Turkiye’s drone maker Baykar is devoting resources to bring more component production in-house amid industry supply chain pressures, and will invest $300 million to develop jet engines, its chief executive has told Reuters.
Turkish-made Baykar drones have gained prominence globally after being used by Ukraine’s military against Russian forces as well as in campaigns in Azerbaijan and North Africa. The company has become one of the most prolific drone exporters worldwide with its light TB2 and heavy Akinci drones sold to 35 countries.
Baykar is currently focused on bringing production of as many components in-house as possible, CEO Haluk Bayraktar said in an interview on the sidelines of the SAHA defence exhibition in Istanbul on Wednesday, shortly before a deadly attack on Turkiye’s aerospace manufacturer TUSAS.

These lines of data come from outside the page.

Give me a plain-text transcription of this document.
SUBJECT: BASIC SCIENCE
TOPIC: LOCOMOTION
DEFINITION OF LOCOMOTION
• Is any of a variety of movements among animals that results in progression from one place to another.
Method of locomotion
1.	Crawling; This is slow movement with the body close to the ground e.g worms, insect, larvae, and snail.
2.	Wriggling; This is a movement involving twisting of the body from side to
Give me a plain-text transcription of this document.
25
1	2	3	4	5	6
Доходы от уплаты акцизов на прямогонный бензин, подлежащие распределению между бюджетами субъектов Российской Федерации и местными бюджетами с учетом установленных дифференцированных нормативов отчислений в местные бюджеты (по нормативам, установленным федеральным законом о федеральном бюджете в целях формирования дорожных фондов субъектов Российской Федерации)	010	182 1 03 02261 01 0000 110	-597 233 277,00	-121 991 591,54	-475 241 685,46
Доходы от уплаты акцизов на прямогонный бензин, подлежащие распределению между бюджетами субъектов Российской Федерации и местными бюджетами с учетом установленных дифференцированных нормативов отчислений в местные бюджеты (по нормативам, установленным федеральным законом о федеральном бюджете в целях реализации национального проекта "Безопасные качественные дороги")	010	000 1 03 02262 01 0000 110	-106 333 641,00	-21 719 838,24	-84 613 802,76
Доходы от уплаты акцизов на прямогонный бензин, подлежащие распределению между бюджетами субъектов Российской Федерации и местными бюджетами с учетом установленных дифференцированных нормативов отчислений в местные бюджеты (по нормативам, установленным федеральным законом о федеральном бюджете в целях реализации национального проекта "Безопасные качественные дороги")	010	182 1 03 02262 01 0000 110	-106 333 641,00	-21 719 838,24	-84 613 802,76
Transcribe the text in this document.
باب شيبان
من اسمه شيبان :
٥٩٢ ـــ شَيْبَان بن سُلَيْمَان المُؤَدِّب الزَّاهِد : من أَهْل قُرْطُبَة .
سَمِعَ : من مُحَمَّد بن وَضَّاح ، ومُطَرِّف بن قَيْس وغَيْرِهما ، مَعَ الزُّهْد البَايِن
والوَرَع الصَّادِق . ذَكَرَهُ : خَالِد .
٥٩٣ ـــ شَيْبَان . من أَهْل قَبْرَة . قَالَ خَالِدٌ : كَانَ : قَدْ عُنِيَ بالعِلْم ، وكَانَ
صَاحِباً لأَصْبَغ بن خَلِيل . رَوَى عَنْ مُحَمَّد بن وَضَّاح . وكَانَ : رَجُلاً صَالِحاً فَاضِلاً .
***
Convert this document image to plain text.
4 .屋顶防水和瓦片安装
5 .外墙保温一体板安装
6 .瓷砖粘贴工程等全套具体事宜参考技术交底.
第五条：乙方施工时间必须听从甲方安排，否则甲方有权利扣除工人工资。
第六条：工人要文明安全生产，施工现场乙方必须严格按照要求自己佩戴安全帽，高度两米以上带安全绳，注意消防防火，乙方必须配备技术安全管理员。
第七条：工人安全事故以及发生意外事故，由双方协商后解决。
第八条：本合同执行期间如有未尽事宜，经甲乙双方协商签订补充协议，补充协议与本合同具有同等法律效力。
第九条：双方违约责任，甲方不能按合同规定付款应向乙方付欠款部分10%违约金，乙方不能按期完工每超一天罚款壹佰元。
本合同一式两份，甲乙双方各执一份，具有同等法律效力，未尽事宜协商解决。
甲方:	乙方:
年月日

“With supply chain continuity a major issue worldwide, we’re focused on in-house manufacturing,” said Bayraktar. “The missing piece is the engine and now we are beginning our own development project.”
Baykar will invest $300m over the next five years to develop a turboprop engine for the Akinci drone. It will follow this with a turbofan engine for Kizilelma, an unmanned air-to-air combat vehicle currently undergoing flight trials.
Akinci and Kizilelma currently use Ukrainian built engines. The company has also recently signed an agreement with Ukraine’s Ivchenko-Progress to co-develop a turbofan engine separately, Bayraktar pointed out.
In the long term, the company is betting on autonomous, air-to-air combat capable drones taking over from fighter jets. “There are 13,000 piloted fighter jets in the world, and we are betting that over the next four decades all of them will be autonomous,” said Bayraktar. “They’ll be smaller, employed in riskier missions and easier to manufacture. Their numbers will be an order of magnitude higher than the fighter jets we have today.”
Baykar expects to complete a Ukrainian factory next year. “We are 80 per cent through with construction and machines are being ordered. Production date will be determined by the course of the war, but the facility will be ready in August 2025,” said the company’s CEO.
The factory is is expected to produce TB2 or its heavier payload capable variant TB3. Baykar will keep capacity on TB2 and Akinci production lines flat, and over the next few years invest in expanding TB3 and Kizilelma lines. Kizilelma is expected to go into serial production next year at 10 units.
Baykar’s revenues were $2 billion last year, up from $1.4bn the previous year, with 90 per cent coming from foreign markets. The company accounts for around a third of Turkiye’s total defence and aerospace exports.